Hailer-Morrison M Katie, Kotler J Michelle, Martin Brooke D, Sugden Kent D
Department of Chemistry, The University of Montana, Room CP304, Missoula, Montana 59812, USA.
Biochemistry. 2003 Aug 19;42(32):9761-70. doi: 10.1021/bi034546k.

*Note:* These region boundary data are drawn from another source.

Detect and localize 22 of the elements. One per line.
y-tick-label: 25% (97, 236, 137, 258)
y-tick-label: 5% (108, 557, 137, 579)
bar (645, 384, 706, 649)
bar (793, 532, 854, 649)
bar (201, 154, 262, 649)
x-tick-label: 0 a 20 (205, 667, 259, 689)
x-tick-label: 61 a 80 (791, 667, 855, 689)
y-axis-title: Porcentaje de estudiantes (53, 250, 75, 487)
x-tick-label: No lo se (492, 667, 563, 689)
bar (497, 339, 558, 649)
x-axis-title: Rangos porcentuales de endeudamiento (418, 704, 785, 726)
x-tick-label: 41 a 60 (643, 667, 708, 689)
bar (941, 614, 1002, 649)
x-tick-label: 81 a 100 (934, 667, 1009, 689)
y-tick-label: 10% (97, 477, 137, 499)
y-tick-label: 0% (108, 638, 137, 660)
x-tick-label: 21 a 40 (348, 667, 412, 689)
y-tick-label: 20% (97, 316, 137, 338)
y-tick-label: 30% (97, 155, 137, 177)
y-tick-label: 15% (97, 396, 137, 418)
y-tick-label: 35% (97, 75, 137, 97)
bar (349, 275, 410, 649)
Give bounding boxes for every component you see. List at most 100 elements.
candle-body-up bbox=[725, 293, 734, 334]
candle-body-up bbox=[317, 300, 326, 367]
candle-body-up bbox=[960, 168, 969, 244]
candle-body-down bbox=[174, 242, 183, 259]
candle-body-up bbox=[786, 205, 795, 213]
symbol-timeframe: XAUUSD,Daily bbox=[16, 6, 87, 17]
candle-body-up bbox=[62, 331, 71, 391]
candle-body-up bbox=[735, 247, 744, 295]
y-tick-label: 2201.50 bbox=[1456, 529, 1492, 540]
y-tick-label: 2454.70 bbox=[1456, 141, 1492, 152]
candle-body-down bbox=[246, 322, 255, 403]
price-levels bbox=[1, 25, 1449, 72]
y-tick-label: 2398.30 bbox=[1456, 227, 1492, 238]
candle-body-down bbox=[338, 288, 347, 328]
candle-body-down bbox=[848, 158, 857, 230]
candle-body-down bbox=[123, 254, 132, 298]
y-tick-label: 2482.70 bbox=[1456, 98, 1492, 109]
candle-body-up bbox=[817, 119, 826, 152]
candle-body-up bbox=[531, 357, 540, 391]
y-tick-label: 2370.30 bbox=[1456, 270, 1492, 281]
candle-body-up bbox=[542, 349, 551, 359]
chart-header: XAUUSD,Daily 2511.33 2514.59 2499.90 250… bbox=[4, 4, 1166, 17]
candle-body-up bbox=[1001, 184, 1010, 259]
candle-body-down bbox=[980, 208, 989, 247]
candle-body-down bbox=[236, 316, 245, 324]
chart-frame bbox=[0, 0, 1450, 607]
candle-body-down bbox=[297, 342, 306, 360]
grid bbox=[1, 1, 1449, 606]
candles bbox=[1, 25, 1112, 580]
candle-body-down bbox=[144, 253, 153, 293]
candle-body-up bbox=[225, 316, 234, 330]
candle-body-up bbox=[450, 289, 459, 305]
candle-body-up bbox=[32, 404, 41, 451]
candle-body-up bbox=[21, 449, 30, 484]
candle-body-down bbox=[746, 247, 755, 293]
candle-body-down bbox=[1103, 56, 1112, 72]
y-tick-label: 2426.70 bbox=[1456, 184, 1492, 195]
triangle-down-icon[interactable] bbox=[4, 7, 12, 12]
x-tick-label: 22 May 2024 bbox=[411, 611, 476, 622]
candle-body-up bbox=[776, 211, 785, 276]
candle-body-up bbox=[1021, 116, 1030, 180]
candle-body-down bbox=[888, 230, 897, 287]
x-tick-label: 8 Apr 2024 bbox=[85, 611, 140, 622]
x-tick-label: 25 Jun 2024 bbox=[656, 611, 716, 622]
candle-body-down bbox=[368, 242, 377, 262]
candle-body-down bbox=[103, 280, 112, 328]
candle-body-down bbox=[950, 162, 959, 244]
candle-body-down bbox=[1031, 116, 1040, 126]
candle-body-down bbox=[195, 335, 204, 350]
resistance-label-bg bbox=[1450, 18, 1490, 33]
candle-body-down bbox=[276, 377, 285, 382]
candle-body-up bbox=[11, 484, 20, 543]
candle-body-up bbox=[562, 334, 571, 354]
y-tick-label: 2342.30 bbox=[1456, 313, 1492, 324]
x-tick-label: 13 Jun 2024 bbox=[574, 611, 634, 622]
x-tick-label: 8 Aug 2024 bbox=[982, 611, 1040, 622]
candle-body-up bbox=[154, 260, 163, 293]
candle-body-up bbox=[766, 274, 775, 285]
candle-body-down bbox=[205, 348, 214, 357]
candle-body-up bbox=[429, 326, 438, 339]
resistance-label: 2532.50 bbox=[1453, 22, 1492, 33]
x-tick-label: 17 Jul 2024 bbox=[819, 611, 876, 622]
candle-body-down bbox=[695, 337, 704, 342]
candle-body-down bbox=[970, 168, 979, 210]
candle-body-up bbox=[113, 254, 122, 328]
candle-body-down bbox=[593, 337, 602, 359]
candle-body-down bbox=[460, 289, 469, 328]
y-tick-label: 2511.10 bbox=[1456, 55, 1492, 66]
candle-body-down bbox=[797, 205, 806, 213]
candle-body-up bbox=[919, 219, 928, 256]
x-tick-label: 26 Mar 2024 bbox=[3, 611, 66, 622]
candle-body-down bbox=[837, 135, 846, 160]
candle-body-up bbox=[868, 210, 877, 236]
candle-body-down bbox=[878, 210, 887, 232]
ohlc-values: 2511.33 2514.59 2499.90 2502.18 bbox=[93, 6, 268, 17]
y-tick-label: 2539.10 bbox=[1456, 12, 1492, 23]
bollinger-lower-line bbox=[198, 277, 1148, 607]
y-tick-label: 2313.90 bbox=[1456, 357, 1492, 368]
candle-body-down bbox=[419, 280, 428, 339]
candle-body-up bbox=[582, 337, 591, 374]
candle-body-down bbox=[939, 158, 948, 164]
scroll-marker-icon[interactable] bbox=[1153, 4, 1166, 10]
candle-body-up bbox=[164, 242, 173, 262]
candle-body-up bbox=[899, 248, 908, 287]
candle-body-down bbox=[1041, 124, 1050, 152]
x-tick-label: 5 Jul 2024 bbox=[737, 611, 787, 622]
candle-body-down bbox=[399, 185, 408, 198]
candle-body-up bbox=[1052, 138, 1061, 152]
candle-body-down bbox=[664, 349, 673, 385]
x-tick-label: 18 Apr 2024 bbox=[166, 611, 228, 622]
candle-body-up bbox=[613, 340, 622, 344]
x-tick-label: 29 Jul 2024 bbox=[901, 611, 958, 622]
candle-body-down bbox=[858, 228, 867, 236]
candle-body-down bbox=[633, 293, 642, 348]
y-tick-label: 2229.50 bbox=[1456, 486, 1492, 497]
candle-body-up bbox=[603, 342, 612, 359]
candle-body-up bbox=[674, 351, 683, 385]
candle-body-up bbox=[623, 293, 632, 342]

A number of common promoter elements that drive transcription of redox sensitive genes have runs of guanines in their transcription factor recognition sequence. A paradox exists insomuch that the same guanine runs necessary for transcription factor recognition are thermodynamically prone to oxidative modification, potentially altering the binding affinity of transcription factors. 7,8-Dihydro-8-oxo-2'-deoxyguanosine (8-oxo-dG) is a common oxidative modification of guanine that is generated by a variety of metals and reactive oxygen species. We have used the p50 subunit of the NF-kappaB transcription factor to show that oxidation of guanine to 8-oxo-dG at sites critical for protein recognition impacts transcription factor binding affinity differently depending upon the site of oxidation. It can be argued that the impact of such oxidation will be minimal in repair proficient cells. Therefore, we have developed an assay to assess the ability of these lesions to be shielded by transcription factor binding from recognition and repair by base excision repair (BER) enzymes. In this study, 8-oxo-dG was substituted for guanine at sites G(1)-G(4) in the NF-kappaB sequence 5'-d(AGTTGAG(1)G(2)G(3)G(4)ACTTTCCCAGCC)-3'. We have observed that substitution of 8-oxo-dG at the G(1) site increases p50 binding affinity by approximately 2.5-fold compared to that of the unmodified DNA sequence, while substitution at G(3) reduces the binding affinity by approximately 4-fold. Substitution of 8-oxo-dG at the G(2) and G(4) sites had a minimal impact on p50 binding affinity. Both Escherichia coli fapy glycosylase (Fpg) and human 8-oxo-DNA glycosylase (hOGG1) recognized and cleaved 8-oxo-dG at all four sites within the promoter element. The addition of the p50 transcription factor shielded these lesions from cleavage by the glycosylase in a manner that correlated with the binding affinities of p50 for the different modified sites. These data imply that lesion formation in DNA response elements can modulate gene transcription during oxidative events and that protein binding to these modified sites may allow these lesions to persist on a time scale that impacts global cellular gene transcription.
许多驱动氧化还原敏感基因转录的常见启动子元件在其转录因子识别序列中存在鸟嘌呤串联。存在一个悖论,即转录因子识别所必需的相同鸟嘌呤串联在热力学上易于发生氧化修饰,这可能会改变转录因子的结合亲和力。7,8-二氢-8-氧代-2'-脱氧鸟苷(8-氧代-dG)是鸟嘌呤常见的氧化修饰产物,由多种金属和活性氧产生。我们利用核因子κB转录因子的p50亚基表明,在对蛋白质识别至关重要的位点将鸟嘌呤氧化为8-氧代-dG,对转录因子结合亲和力的影响因氧化位点而异。可以认为,这种氧化在修复能力强的细胞中的影响将最小。因此,我们开发了一种检测方法,以评估这些损伤被转录因子结合所屏蔽,从而免受碱基切除修复(BER)酶识别和修复的能力。在本研究中,在核因子κB序列5'-d(AGTTGAG(1)G(2)G(3)G(4)ACTTTCCCAGCC)-3'的G(1)-G(4)位点用8-氧代-dG替代鸟嘌呤。我们观察到,与未修饰的DNA序列相比,在G(1)位点替换8-氧代-dG可使p50结合亲和力增加约2.5倍,而在G(3)位点替换则使结合亲和力降低约4倍。在G(2)和G(4)位点替换8-氧代-dG对p50结合亲和力的影响最小。大肠杆菌fapy糖基化酶(Fpg)和人8-氧代-DNA糖基化酶(hOGG1)在启动子元件内的所有四个位点都能识别并切割8-氧代-dG。添加p50转录因子以与p50对不同修饰位点的结合亲和力相关的方式屏蔽这些损伤,使其免受糖基化酶的切割。这些数据表明,DNA反应元件中的损伤形成可在氧化事件期间调节基因转录,并且蛋白质与这些修饰位点的结合可能使这些损伤在影响全局细胞基因转录的时间尺度上持续存在。